Baptiste Thunder

No. 16
- Position: Tackle

Personal information
- Born: February 23, 1891 Minnesota, U.S.
- Died: December 17, 1935 (aged 44) Red Lake Indian Reservation, Minnesota, U.S.
- Listed height: 5 ft 10 in (1.78 m)
- Listed weight: 215 lb (98 kg)

Career information
- College: None

Career history
- Oorang Indians (1922);
- Stats at Pro Football Reference

= Baptiste Thunder =

American football player (1891–1935)

John Baptiste Thunder (February 23, 1891 - December 17, 1935) was a professional football player who played in the National Football League (NFL) during the 1922 season. That season, he joined the NFL's Oorang Indians. The Indians were a team based in LaRue, Ohio, composed only of Native Americans, and coached by Jim Thorpe. Thunder was a Chippewa.

==Family==
The son of Joseph Thunder and Nancy Greely, Baptiste was married three times.

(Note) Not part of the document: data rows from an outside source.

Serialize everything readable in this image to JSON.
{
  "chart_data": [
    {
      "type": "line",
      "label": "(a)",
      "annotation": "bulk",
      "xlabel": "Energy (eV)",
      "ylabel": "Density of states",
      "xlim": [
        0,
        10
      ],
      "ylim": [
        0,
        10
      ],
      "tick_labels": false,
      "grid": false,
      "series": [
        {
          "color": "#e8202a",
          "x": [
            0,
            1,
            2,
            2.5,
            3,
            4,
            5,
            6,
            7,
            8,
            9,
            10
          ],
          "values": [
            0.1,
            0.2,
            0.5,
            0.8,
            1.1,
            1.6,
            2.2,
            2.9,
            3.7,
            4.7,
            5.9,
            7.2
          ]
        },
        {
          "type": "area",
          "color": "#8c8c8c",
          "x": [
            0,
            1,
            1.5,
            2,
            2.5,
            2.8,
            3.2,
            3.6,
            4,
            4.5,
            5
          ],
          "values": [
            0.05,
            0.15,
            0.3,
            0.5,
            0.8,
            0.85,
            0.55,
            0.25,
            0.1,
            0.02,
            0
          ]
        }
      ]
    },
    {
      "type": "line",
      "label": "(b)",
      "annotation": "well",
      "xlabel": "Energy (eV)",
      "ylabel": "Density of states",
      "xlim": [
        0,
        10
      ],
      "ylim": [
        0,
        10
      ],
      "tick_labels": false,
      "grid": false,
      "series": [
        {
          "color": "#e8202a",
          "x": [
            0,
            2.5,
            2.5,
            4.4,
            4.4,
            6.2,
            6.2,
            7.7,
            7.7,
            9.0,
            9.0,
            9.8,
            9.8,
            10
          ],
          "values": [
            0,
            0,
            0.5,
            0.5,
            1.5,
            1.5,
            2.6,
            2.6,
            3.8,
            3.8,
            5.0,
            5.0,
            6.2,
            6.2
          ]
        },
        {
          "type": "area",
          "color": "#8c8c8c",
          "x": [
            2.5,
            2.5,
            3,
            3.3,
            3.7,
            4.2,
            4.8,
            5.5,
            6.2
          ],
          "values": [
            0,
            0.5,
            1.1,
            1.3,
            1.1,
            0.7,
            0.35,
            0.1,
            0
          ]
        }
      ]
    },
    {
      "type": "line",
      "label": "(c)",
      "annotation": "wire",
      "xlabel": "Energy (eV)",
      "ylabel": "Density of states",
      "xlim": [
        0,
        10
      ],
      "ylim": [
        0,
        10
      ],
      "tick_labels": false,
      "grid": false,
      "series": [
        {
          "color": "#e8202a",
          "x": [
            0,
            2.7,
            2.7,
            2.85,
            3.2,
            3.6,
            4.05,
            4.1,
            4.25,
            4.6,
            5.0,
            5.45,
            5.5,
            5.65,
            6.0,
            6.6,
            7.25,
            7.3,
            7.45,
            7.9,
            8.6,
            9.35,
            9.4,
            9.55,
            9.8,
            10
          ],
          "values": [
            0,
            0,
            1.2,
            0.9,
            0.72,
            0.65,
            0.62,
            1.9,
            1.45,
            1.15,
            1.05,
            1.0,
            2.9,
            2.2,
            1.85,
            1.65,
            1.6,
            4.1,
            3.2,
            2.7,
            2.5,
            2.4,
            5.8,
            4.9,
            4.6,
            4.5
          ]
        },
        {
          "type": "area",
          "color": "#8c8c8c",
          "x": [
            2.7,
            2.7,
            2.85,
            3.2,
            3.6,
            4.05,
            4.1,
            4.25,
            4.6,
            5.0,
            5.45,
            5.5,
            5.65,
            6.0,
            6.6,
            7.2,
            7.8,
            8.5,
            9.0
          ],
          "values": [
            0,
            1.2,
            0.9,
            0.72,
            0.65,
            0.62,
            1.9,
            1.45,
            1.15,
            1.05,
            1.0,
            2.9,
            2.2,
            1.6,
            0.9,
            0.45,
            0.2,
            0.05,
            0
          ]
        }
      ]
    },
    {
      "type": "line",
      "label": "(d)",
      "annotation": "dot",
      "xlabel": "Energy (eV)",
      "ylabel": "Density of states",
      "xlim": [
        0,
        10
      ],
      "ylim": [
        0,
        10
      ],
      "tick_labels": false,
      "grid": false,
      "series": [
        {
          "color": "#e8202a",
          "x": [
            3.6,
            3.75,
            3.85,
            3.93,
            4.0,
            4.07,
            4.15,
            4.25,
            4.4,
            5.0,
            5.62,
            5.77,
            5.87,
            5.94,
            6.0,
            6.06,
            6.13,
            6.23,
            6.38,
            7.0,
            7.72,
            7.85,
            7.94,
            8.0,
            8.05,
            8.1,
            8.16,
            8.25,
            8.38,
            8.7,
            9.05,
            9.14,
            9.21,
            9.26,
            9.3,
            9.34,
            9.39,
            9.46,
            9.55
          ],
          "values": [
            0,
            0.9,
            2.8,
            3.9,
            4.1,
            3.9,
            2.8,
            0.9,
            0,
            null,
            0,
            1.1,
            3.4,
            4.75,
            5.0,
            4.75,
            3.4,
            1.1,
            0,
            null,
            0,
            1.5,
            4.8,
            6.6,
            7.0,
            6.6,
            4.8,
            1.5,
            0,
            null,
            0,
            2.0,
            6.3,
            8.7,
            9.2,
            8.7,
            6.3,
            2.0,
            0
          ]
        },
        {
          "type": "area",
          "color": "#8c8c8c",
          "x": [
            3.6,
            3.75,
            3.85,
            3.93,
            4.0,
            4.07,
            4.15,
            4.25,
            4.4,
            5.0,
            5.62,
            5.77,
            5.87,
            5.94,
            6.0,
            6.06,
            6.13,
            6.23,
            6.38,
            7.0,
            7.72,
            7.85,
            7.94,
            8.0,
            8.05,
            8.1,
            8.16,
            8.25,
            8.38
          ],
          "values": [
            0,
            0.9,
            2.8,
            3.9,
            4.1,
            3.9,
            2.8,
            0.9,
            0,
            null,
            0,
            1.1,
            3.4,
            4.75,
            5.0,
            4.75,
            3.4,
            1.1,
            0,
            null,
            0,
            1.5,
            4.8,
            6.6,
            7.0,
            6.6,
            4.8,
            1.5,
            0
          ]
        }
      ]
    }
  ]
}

First he married Isabella Neadeau in 1913 with whom who he had four daughters from 1913 until 1919; Edna Victoria, Dorothy Louisa, Susan Alice and Margaret Josephine. In the early 1920s he married an unknown woman with whom he had a son, Ralph Jerome. In 1931, Thunder married his third wife, Rachel MacDonald, with whom he had four more children, John Baptiste, Joseph Marcell, Genevieve and Imogene Mable.